Don’t lose out by default

 

Insurance - risk management

 

 

Default insurance coverage inside super is fuelling a dangerous “she’ll be right, mate” attitude to protection among Australian families.

Too many Australians see some minor levels of insurance inside their super funds and believe they are “covered”.

But default coverage levels have not taken anyone’s circumstances into consideration. Your need, or your family’s need, could be far more or less. (It will generally be substantially more.)

Levels of default coverage offered through super have generally risen in the last two decades, but has left those who need insurance the most – young families – still dangerously under-insured.

Parents with kids under 10 years of age, and considerable mortgages, can often need $1m or more worth of pure life insurance.

Most default levels of cover, where they exist, will be 20 to 40 per cent of that.

The need for the “life insurances” typically starts around age 30, grows until around age 50, then starts to taper down to nothing by age 60 or 65.

The growth period is typically as individuals become couples, buy homes, have children, take on mortgages and then potentially take on investment debt and/or start their own businesses.

Income and debt levels tend to peak in the late 40s and early 50s, which is when insurance needs are typically highest.

It’s also roughly when kids hit their mid-teens. By that time, parents have done the hard yards and the kids are only 5-6 years off being able to fend for themselves.

Default insurance is that offered automatically upon joining a super fund. It is a no-questions-asked level of coverage that is designed to give an absolute base level of cover to super fund members, largely in the event of the super fund member’s death.

Default cover came about because of systemic levels of under-insurance, and super funds wanting to make sure that surviving partners had some level of cover in the event of the death of an income-earner.

Early incarnations would have cover at levels of as little as $50,000 to $80,000, which decreased with age. But average levels, where offered, are now typically between $200,000 and $400,000.

Default insurance cover is not offered by all super funds, but is common with employer-sponsored funds, government and industry funds.

The health of the super member is not assessed prior to the cover being offered. That is, there is no questioning of the member’s health before the cover is offered.

This can be advantageous for those who need insurance, but whose health is less than perfect.

Default cover is usually offered in units, for a defined price per unit. That is, for, say, $3 to $4 a week, the member gets $200,000 of cover for life insurance (and potentially a similar, or linked amount, of insurance for total and permanent disability).

Australians often see this level of cover when they open their twice-yearly super fund account statements and believe that they are covered, even if the insured amount is a fraction of what they actually require.

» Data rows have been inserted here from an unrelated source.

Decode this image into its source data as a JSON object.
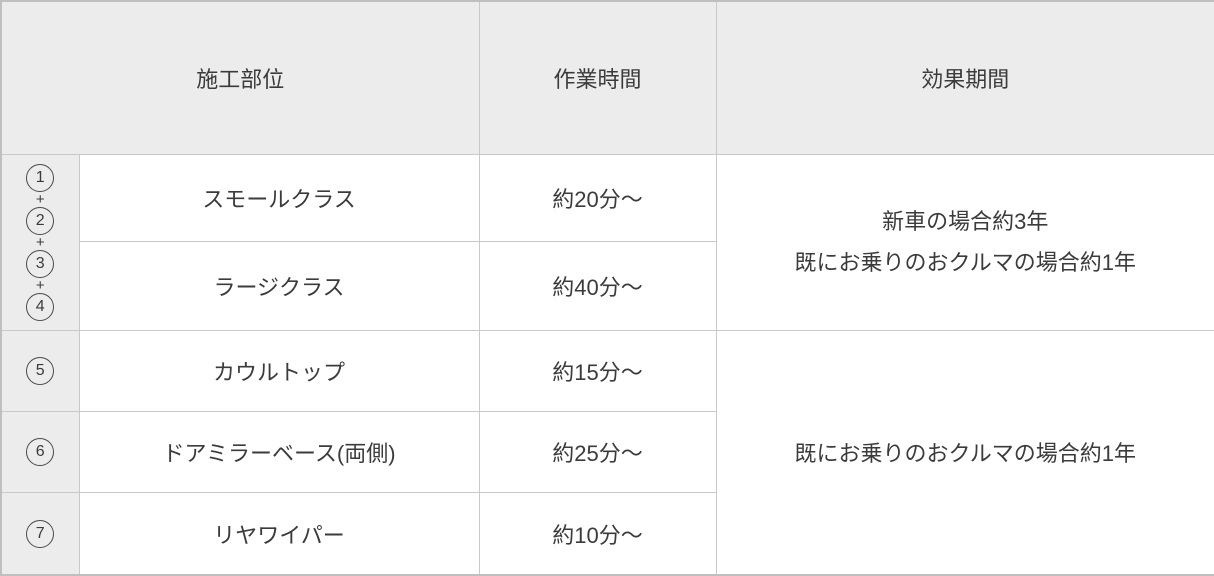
{
  "table": {
    "headers": {
      "part": "施工部位",
      "time": "作業時間",
      "effect": "効果期間"
    },
    "plus_separator": "+",
    "group1": {
      "numbers": [
        "1",
        "2",
        "3",
        "4"
      ],
      "effect_line1": "新車の場合約3年",
      "effect_line2": "既にお乗りのおクルマの場合約1年"
    },
    "group2": {
      "effect": "既にお乗りのおクルマの場合約1年"
    },
    "rows": [
      {
        "number": "",
        "part": "スモールクラス",
        "time": "約20分〜"
      },
      {
        "number": "",
        "part": "ラージクラス",
        "time": "約40分〜"
      },
      {
        "number": "5",
        "part": "カウルトップ",
        "time": "約15分〜"
      },
      {
        "number": "6",
        "part": "ドアミラーベース(両側)",
        "time": "約25分〜"
      },
      {
        "number": "7",
        "part": "リヤワイパー",
        "time": "約10分〜"
      }
    ],
    "colors": {
      "header_bg": "#ececec",
      "number_column_bg": "#ececec",
      "border": "#c9c9c9",
      "outer_border": "#bfbfbf",
      "text": "#3b3b3b",
      "cell_bg": "#ffffff"
    }
  }
}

The insurance offered as default cover inside a superannuation fund can be three-fold. The first two are straight life (death) insurance, and life insurance with an element of linked total and permanent disability (TPD) insurance attached. Often, the level of TPD insurance is the same level of cover as the life insurance, but it may also be a fixed, lower, percentage of the life insurance coverage amount.

The last sort that can be covered via super fund is income protection or “salary continuance” insurance. Income protection insurance is designed to cover up to 75 per cent of your ongoing income. But, typically, default levels of salary continuance cover in super funds is for around $1000 a month and would be unlikely to cover even a fraction of mortgage or rental repayments for most workers.

The problem for those who need insurance is to try to determine the correct level of cover.

Most people should sit down with a financial adviser to work on a plan to help determine a package that is suitable and cost effective for you.

This will often include having the life and total and permanent disability insurance inside superannuation, where the premiums are tax deductible to your super fund, and where you can optimise the cost by covering those premiums by salary sacrificing some of your salary into super.

The other life insurances – income protection and trauma insurance – are generally going to be best covered outside super, out of your own pocket.